When a cow must leave, culling generates income whereas death generates expense. The salvage value for culled cows that walk on a truck over a year’s time is significant to all dairymen. LIV is an attempt to sort this out, and will eventually be incorporated into $NM (Lifetime Net Merit).
Our perspective is that LIV might be more pertinent to the prediction of “longevity” than was ever true of Productive Life (PL). All PL tells you is the sires mostly likely to produce short herdlife cows, and (because there is a link between high SCS and shorter herdlife) this has its own value—but for those of us seeking to generate increased herd production (from mature cow capability) and a second cash flow from surplus cows (beyond culls), longevity involves making physically balanced matings and seeking bulls from cows lines of proven lifetime capability. Such cattle are more likely to look good on LIV.

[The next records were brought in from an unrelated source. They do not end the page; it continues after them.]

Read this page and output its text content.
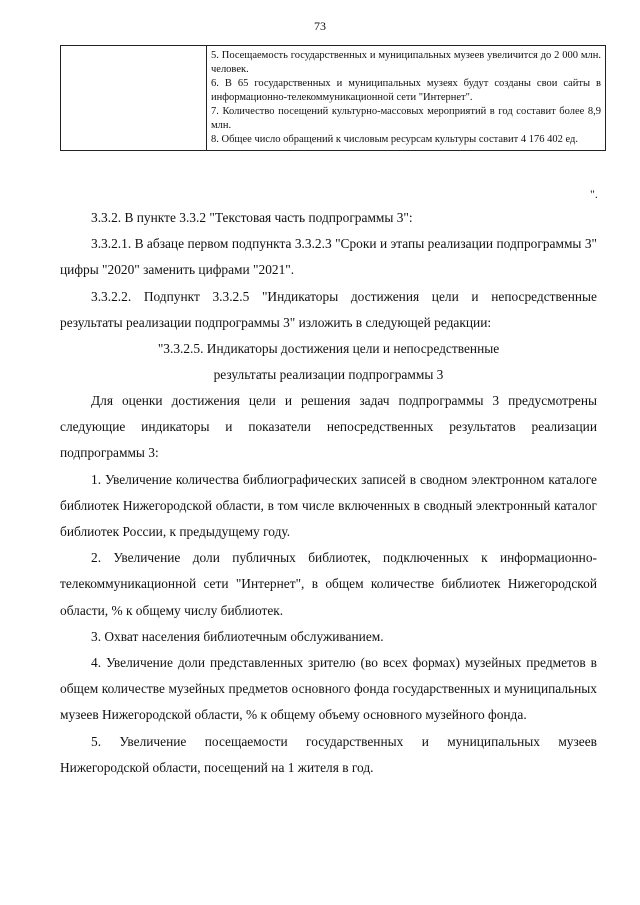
73

5. Посещаемость государственных и муниципальных музеев увеличится до 2 000 млн. человек.
6. В 65 государственных и муниципальных музеях будут созданы свои сайты в информационно-телекоммуникационной сети "Интернет".
7. Количество посещений культурно-массовых мероприятий в год составит более 8,9 млн.
8. Общее число обращений к числовым ресурсам культуры составит 4 176 402 ед.
".

3.3.2. В пункте 3.3.2 "Текстовая часть подпрограммы 3":

3.3.2.1. В абзаце первом подпункта 3.3.2.3 "Сроки и этапы реализации подпрограммы 3" цифры "2020" заменить цифрами "2021".

3.3.2.2. Подпункт 3.3.2.5 "Индикаторы достижения цели и непосредственные результаты реализации подпрограммы 3" изложить в следующей редакции:

"3.3.2.5. Индикаторы достижения цели и непосредственные
результаты реализации подпрограммы 3

Для оценки достижения цели и решения задач подпрограммы 3 предусмотрены следующие индикаторы и показатели непосредственных результатов реализации подпрограммы 3:

1. Увеличение количества библиографических записей в сводном электронном каталоге библиотек Нижегородской области, в том числе включенных в сводный электронный каталог библиотек России, к предыдущему году.

2. Увеличение доли публичных библиотек, подключенных к информационно-телекоммуникационной сети "Интернет", в общем количестве библиотек Нижегородской области, % к общему числу библиотек.

3. Охват населения библиотечным обслуживанием.

4. Увеличение доли представленных зрителю (во всех формах) музейных предметов в общем количестве музейных предметов основного фонда государственных и муниципальных музеев Нижегородской области, % к общему объему основного музейного фонда.

5. Увеличение посещаемости государственных и муниципальных музеев Нижегородской области, посещений на 1 жителя в год.
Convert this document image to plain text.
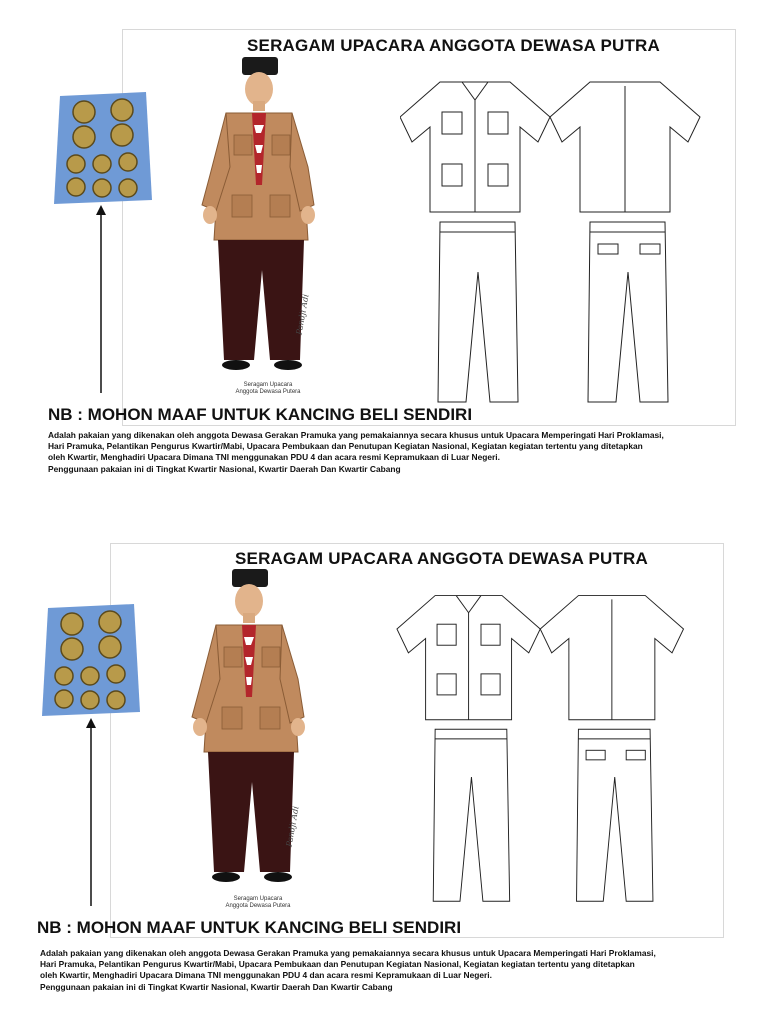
SERAGAM UPACARA ANGGOTA DEWASA PUTRA
Pandji Adi
Seragam Upacara
Anggota Dewasa Putera
NB : MOHON MAAF UNTUK KANCING BELI SENDIRI

Adalah pakaian yang dikenakan oleh anggota Dewasa Gerakan Pramuka yang pemakaiannya secara khusus untuk Upacara Memperingati Hari Proklamasi,

Hari Pramuka, Pelantikan Pengurus Kwartir/Mabi, Upacara Pembukaan dan Penutupan Kegiatan Nasional, Kegiatan kegiatan tertentu yang ditetapkan

oleh Kwartir, Menghadiri Upacara Dimana TNI menggunakan PDU 4 dan acara resmi Kepramukaan di Luar Negeri.

Penggunaan pakaian ini di Tingkat Kwartir Nasional, Kwartir Daerah Dan Kwartir Cabang

SERAGAM UPACARA ANGGOTA DEWASA PUTRA
Pandji Adi
Seragam Upacara
Anggota Dewasa Putera
NB : MOHON MAAF UNTUK KANCING BELI SENDIRI

Adalah pakaian yang dikenakan oleh anggota Dewasa Gerakan Pramuka yang pemakaiannya secara khusus untuk Upacara Memperingati Hari Proklamasi,

Hari Pramuka, Pelantikan Pengurus Kwartir/Mabi, Upacara Pembukaan dan Penutupan Kegiatan Nasional, Kegiatan kegiatan tertentu yang ditetapkan

oleh Kwartir, Menghadiri Upacara Dimana TNI menggunakan PDU 4 dan acara resmi Kepramukaan di Luar Negeri.

Penggunaan pakaian ini di Tingkat Kwartir Nasional, Kwartir Daerah Dan Kwartir Cabang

I recently enjoyed a presentation by Don Bennink, the owner of North Florida Dairies (4000+ purebred Holsteins milking) who documented from his herd records that healthy mature (3rd and later) cows are producing 30% percent more pounds of milk than first calf heifers. He is one of the leading breeders in favor of selection on fertility and health measures with balanced matings—his herd is now closing in on a 30,000 pound herd average (note- we’re talking Florida, heat, humidity and lignified forages!!)
Many of the No-Fla prefix sires found in AI systems descend from a 375,000-pound lifetime “Rudolph” (found as a young cow in Pennsylvania) that has generated a cow family from her female descendants.
LIV is among the measures Don is now using to screen future mating sires.